Bahamas Chamber of Commerce and Employers’ Confederation (BCCEC) Chief Executive Officer Jeffrey Beckles said yesterday that the chamber is “very excited” about Prime Minister Dr. Hubert Minnis’ announcement that the country will enter phase 1b of the government’s plan to partially reopen the economy, after a month and a half of being closed due to the COVID-19 pandemic.
Phase 1b allows businesses with the capacity to offer delivery and curbside services to recommence operations within social distancing protocols. It also allows for construction to resume nationwide.
“The chamber is very excited that we were able to get to this point today,” Beckles told Guardian Business yesterday.
“It’s going to be very far-reaching because many of the SMEs (small and medium-sized enterprises) have started to already take their cue from us. We said look, we’re advocating you go to work and figure out what is necessary to get your business ready to receive orders and process payments using the internet and using technology. So for us, we’re happy to be able to get to the other side of that advocacy.
“I think the number of businesses you will see being able to offer curbside payment is going to be absolutely amazing. They were sitting like horses at the gate waiting for the bell to ring. I think you’ll see many creative ideas too. And then the easiest part is being able to set up at their stores for when they notify customers they are ready on standby, you collect your goods and proper social distancing.”

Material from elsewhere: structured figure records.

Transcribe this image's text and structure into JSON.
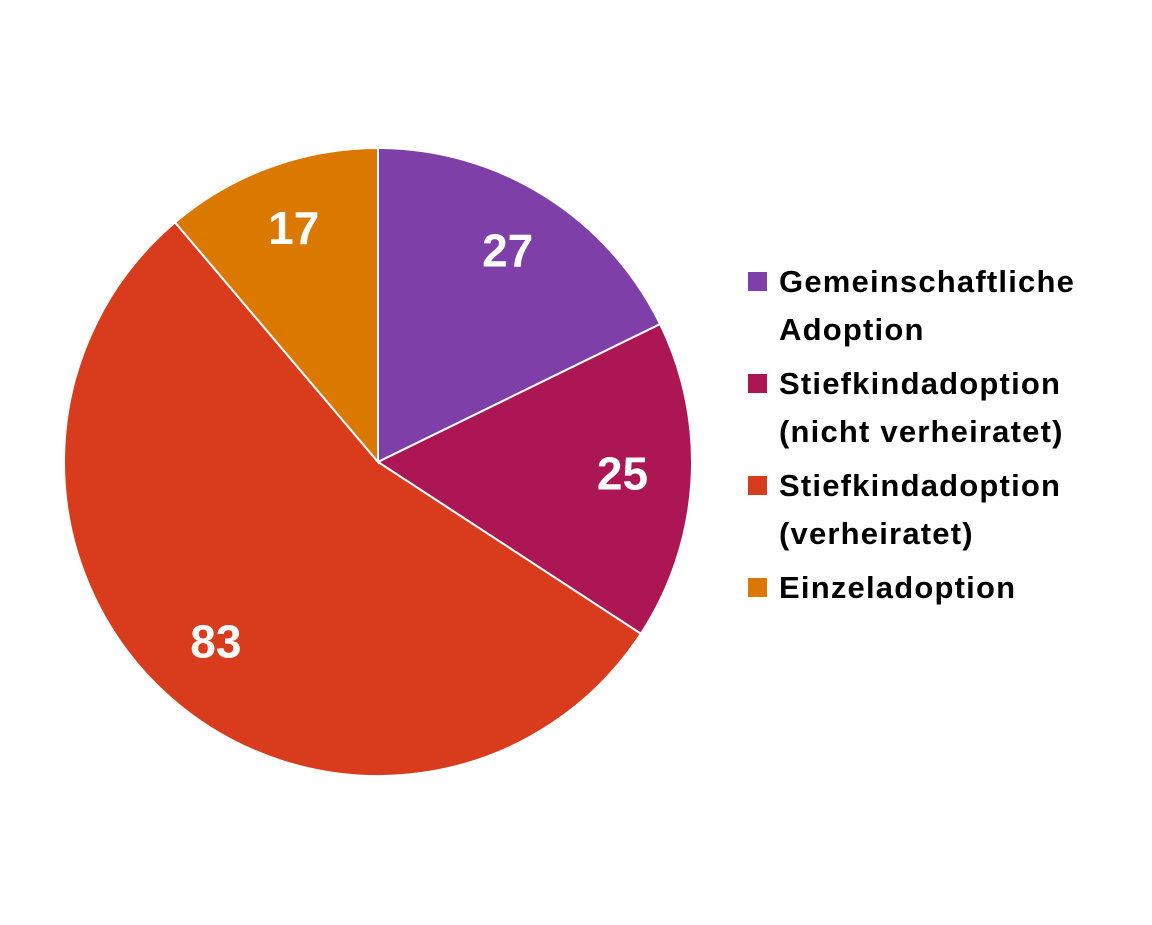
{
  "chart_data": {
    "type": "pie",
    "categories": [
      "Gemeinschaftliche Adoption",
      "Stiefkindadoption (nicht verheiratet)",
      "Stiefkindadoption (verheiratet)",
      "Einzeladoption"
    ],
    "values": [
      27,
      25,
      83,
      17
    ],
    "colors": [
      "#7f3fa8",
      "#ad1654",
      "#d93c1c",
      "#db7800"
    ],
    "legend": "right"
  }
}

After declaring a public state of emergency in March, all non-essential businesses were required to close their doors. During the roughly six weeks that businesses were shuttered due to the pandemic, those with digital sale platforms lamented the restrictions on their online businesses despite having a social distancing plan in place.
During a televised national address yesterday, the prime minister said the objective of this new phase is to stimulate businesses through economic activity and to meet needs that are important to the population during this crisis.
Starting May 4, businesses that can provide goods and services through delivery and curbside pickup will be able to do so Monday through Friday between 8 a.m. and 5 p.m.
Beckles said in his opinion there is no doubt that the online, curbside and delivery aspect of doing business will be ingrained in local commerce moving forward.
“There is no doubt. This day has been coming. I’m just happy to see it come and yes it is going to be a part of our lives going forward, where you’re going to find that Bahamian consumers who’ve already been practicing with the Amazons and the Walmarts and the Targets of the world, we are already beginning to become a people of convenience,” he said.
“We’re already used to online payments and now you will find that the rest of The Bahamas that was kind of slow in coming to the table is also going to be now practicing online buying and delivery. So it’s going to be a part of our lives going forward and it’s actually going to evolve the mainstream way that we conduct commerce.”
Despite this partial reopening of the economy, the 24-hour curfew remains in effect through the week and lockdown measures remain in effect on the weekends.